Observing the launch of SpaceX’s Falcon Heavy, all three of the booster cores of the rocket landed back on Earth. This rocket’s two outer cores touched down at Cape Canaveral, Florida near the website of the launch. The middle core touched down in the Atlantic Ocean one of the drone ships of the company.
SpaceX first attempted these landings that a bit over four years ago with its Falcon 9 rocket boosters. The first try at sea (in January 2015) finished in a spectacular fireball after the booster slammed to the drone ship, video of that SpaceX published on Vine. The second tried landing was April 2015, along with the booster almost created it, but finally tipped over and exploded.

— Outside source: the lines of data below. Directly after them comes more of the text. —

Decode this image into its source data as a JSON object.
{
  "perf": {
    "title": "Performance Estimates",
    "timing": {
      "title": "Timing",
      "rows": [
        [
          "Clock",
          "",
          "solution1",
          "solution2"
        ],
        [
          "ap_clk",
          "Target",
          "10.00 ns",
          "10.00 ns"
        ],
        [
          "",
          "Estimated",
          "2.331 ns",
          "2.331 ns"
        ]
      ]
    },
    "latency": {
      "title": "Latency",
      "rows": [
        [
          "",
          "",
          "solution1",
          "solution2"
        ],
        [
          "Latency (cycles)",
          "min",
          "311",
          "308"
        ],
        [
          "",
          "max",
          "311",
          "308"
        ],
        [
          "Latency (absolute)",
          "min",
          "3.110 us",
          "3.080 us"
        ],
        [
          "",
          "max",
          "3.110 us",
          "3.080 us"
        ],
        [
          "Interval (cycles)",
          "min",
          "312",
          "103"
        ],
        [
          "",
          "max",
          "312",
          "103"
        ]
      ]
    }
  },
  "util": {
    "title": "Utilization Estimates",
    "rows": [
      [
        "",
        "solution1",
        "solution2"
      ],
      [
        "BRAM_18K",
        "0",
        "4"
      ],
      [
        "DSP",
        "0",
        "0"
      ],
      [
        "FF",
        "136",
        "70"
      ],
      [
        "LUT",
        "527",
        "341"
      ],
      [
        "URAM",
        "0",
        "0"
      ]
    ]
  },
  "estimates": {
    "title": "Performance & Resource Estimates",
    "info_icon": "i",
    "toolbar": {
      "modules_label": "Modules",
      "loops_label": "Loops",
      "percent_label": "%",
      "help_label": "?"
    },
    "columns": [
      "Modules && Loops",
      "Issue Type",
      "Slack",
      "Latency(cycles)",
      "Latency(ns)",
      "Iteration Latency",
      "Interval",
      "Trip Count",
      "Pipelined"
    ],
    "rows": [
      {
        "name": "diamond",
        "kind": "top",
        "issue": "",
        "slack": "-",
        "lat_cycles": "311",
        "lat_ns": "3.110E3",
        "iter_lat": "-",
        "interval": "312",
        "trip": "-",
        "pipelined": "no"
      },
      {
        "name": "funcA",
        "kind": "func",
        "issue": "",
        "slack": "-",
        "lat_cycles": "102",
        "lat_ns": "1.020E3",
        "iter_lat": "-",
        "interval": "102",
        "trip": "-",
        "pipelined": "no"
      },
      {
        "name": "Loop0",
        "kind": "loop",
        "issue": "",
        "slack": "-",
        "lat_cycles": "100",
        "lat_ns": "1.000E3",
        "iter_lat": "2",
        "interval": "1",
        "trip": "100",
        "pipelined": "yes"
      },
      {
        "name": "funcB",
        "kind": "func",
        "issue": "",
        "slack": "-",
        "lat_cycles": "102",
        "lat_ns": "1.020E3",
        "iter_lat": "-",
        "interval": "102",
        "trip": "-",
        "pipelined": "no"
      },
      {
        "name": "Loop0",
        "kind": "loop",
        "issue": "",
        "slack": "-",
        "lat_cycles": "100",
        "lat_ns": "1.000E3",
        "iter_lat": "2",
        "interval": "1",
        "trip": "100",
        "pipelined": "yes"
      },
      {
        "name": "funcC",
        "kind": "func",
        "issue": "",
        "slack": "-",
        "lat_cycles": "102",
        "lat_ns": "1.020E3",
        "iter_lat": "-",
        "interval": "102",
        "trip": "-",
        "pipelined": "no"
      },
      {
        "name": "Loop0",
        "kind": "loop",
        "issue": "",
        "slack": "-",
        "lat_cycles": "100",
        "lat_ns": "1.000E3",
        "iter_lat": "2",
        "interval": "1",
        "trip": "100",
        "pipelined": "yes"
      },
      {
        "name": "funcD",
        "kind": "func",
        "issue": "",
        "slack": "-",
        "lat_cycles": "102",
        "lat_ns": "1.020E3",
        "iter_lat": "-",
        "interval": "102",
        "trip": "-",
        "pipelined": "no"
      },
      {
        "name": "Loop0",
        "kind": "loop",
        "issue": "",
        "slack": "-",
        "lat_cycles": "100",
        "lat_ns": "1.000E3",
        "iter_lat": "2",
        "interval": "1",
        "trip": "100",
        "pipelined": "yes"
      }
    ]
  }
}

It’s the first time that SpaceX has landed all three rocket cores from one Falcon Heavy flight. The first time Falcon Heavy flew, back in February of 2018, only it was made by the two outer cores back to Earth in one piece. The center core of the launch missed its target drone boat, as it failed to light all three engines needed to property because of a fuel shortage. So instead the rocket booster slammed to the ocean at 300 mph. Still, the synchronized booster landing became one of the most iconic images of this launching, together with most likening it to a ballet.
But today, SpaceX was able to stick all 3 landings, and it may have helped that all three boosters used for this flight were upgraded versions of the rockets of SpaceX, understands as Block 5. This version is made to optimize reusability, which makes it more easy for SpaceX to land the vehicles and then turn them around quickly.